Berlin. Es ist Montagmittag, kurz vor 13 Uhr, da bietet Peer Steinbrück den Posten des Bundesminister für Arbeit und Soziales nach einer gewonnenen Wahl an. Der SPD-Kanzlerkandidat steht auf einem Podest im Atrium des Willy-Brandt-Hauses, neben ihm die ersten drei Mitglieder seines Kompetenzteams. Klaus Wiesehügel, 60 Jahre, Vollbart und Vorsitzender der IG Bau/Agrar/Umwelt ist einer von ihnen. Ob denn dieser Herr Wiesehügel, der künftig für die Themen Arbeit und Soziales zuständig sein soll, wirklich Minister werde, will ein Journalist von Steinbrück wissen. Für seine Verhältnisse etwas holperig antwortet Steinbrück zunächst, spricht vom Szenario eines „gewonnenen Sieges“. Dann aber antwortet er unmissverständlich: „Ja“, sagt Steinbrück, wenn Wiesehügel, einen Kabinettsposten „gerne wahrnehmen“ wolle, „dann wird er diesen Kabinettsposten gern bekommen“. Dieses Angebot kommt so plötzlich und unvermittelt daher, das sich allerlei Zuhörer wundern, und mancher sogleich fragt, was wohl Generalsekretärin Andrea Nahles dazu sagt.

Doch der Reihe nach: Zu einer Pressekonferenz hat Steinbrück geladen, nachdem die Namen seiner ersten drei Team-Mitglieder am Freitag durchgesickert waren.
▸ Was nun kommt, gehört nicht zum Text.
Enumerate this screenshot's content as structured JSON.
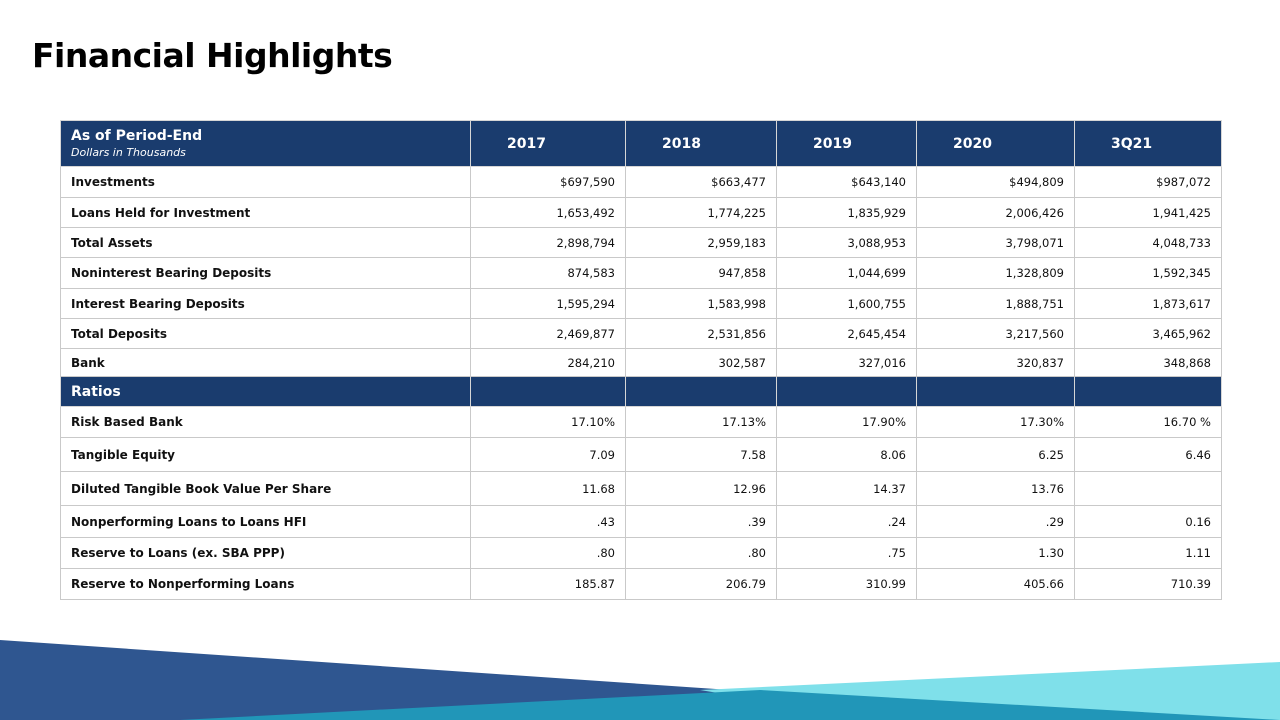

Nun also tritt der Kandidat mit Wiesehügel, der Berliner Designforscherin Gesche Joost und SPD-Fraktionsgeschäftsführer Thomas Oppermann auf das Holzpodest in der Parteizentrale. Das mediale Echo auf die Nominierung des krachledernen Gewerkschaftschefs Wiesehügels war ziemlich mies. Joost und Oppermann wiederum ernteten, immerhin, Schulterzucken mit Respekt.

Natürlich weiß Steinbrück, wie angreifbar er sich mit der Berufung des ziemlich wortmächtigen Agenda-2010-Kritikers Wiesehügel macht. Ein „breites Spektrum an Wählern“ müsse die SPD an sich binden, leitet er daher sein Statement ein. „Durchschlagskraft“ besitze Wiesehügel, „Wasserverdrängung“ beherrsche er, befindet Steinbrück. Das kann man wohl sagen. Man muss sich ein wenig Augen und Ohren reiben, wenn Steinbrück nun das Loblied singt auf einen „Gewerkschafter aus altem Schrot und Korn“.
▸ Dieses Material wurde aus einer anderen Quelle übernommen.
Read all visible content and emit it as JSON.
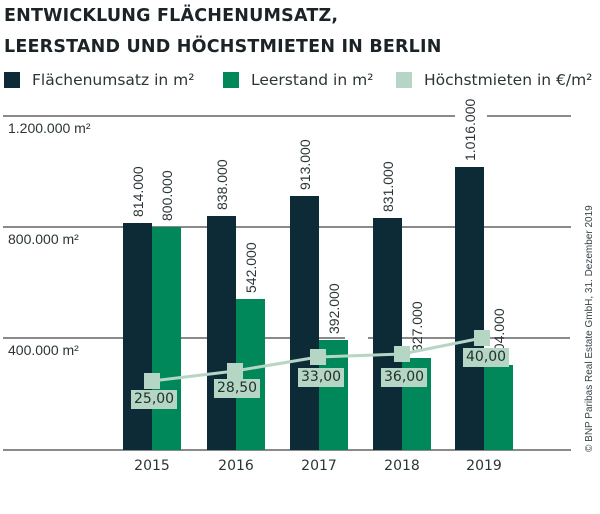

Erst einmal aber tritt Gesche Joost an das Mikrofon, zehn Minuten lang redet die junge Wissenschaftlerin mit der Neugierde weckenden Berufsbezeichnung Designforscherin über ihr Themenfeld: die Netzpolitik. „Wow, die Hütte ist voll“, startet Joost und lächelt: „Das ist meine erste Pressekonferenz.“ So macht man das. Joost und „Herr Steinbrück“, wie sie sagt, kennen sich seit sieben Jahren. Und sie präsentiert, rhetorisch galant, einen Parforceritt durch ihr Thema. Von „digital divide“ und „digital natives“ ist da die Rede und von „Cybermobbing“, von Geschäftsmodellen im Netz und geistigem Eigentum. Seit 2010 ist die 38-Jährige als Professorin an der Universität der Künste Berlin tätig, als „Beamtin des Landes Berlin“, wie sie korrekt hinzufügt. Von hier aus will sie weiterwirken, neben ihrer Aufgabe im Kompetenzteam. „Ich freue mich auf die Zusammenarbeit“, endet Joost nach zehn Minuten, während Peer Steinbrück sich, erkennbar glücklich über seine Wahl, auf der Bühne verbeugt.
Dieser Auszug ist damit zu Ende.